6 comments for “Bringing back the Johnny Boy Gomes mantra – DO SOMETHING!”

  1. Seems like loggers get all the waves…

    Posted by Surfing HQ | March 17, 2009, 1:00 pm
  2. He probably couldn’t do anything.

    Posted by Grom | March 17, 2009, 4:44 pm
  3. wow! censorship!

    Posted by AK | April 30, 2009, 6:45 am
  4. That was good.

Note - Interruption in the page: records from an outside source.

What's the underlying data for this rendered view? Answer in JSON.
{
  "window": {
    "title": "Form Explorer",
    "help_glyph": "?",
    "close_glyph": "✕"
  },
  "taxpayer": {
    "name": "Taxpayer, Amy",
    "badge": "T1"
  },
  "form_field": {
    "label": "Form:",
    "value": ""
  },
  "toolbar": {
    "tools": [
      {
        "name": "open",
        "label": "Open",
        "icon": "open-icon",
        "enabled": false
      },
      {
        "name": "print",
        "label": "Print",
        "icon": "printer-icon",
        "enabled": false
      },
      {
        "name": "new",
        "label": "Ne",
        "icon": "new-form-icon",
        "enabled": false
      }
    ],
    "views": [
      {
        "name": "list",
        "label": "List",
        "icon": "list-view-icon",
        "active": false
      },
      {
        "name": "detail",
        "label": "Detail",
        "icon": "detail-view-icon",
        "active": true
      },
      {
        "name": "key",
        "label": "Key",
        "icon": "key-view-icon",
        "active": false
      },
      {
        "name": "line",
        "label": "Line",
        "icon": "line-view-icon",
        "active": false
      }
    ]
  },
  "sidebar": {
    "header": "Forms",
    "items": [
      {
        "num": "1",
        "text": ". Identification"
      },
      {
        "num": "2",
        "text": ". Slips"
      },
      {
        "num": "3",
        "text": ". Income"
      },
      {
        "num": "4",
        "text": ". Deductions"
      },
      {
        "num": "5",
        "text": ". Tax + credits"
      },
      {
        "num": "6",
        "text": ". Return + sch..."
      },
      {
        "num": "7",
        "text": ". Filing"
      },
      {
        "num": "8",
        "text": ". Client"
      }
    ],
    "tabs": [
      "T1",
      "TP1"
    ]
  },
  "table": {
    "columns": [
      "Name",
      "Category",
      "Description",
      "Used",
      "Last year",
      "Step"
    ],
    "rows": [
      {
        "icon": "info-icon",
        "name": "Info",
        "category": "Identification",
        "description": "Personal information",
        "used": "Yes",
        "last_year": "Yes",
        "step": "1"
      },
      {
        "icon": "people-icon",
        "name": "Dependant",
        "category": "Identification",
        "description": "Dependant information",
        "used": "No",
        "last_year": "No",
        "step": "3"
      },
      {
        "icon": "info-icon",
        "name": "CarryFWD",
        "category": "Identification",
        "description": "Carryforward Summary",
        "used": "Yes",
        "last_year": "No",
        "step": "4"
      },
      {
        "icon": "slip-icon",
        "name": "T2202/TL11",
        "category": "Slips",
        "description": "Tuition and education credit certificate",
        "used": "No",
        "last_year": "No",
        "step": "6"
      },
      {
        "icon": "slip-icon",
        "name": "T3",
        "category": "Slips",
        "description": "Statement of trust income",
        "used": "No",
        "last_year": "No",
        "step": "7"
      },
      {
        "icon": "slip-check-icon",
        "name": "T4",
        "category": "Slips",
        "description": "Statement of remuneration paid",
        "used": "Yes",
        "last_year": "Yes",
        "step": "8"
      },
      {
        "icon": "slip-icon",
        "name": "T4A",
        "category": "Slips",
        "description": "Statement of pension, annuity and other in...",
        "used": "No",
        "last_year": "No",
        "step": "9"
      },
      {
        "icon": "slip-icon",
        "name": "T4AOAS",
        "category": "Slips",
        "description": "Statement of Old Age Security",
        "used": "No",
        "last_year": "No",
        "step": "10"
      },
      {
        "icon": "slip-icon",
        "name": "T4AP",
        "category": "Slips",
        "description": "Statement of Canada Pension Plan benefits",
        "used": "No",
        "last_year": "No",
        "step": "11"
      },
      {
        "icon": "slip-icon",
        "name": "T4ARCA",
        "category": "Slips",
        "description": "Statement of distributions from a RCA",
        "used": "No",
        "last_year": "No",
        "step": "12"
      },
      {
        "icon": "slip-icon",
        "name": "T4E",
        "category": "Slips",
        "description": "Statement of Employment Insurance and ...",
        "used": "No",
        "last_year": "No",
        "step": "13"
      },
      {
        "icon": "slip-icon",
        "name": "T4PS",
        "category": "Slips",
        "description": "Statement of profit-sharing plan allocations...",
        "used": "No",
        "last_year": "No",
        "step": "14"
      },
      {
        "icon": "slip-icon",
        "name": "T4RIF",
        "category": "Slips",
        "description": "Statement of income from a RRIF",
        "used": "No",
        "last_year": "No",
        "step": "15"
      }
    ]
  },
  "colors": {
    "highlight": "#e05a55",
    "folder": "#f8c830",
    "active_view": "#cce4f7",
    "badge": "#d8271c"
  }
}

I remember going to surf movies in the 70’s and when they showed a kneeboarder the whole place would yell”stand up”.Did I just date myself. oh well ,i miss the fun of an auditorium full of surfers hootin and hollerin at the screen

    Posted by Tom Ferro | August 16, 2009, 3:01 pm
  5. In the first days of US Surfing the only thing anyone was concearned about was getting tubed for as long as possible preferable doing it on the nose.Now show offs do tricks and perform for people on the beach and call that the art.Go down that rabiit hole Alice if you like but you never really will get it.

    Posted by Lee Stevens | September 19, 2009, 3:19 pm
  6. HAHA! This story made me laugh so hard! I’m just learning how to surf, so I’m always falling off - hey at least I’m doing something!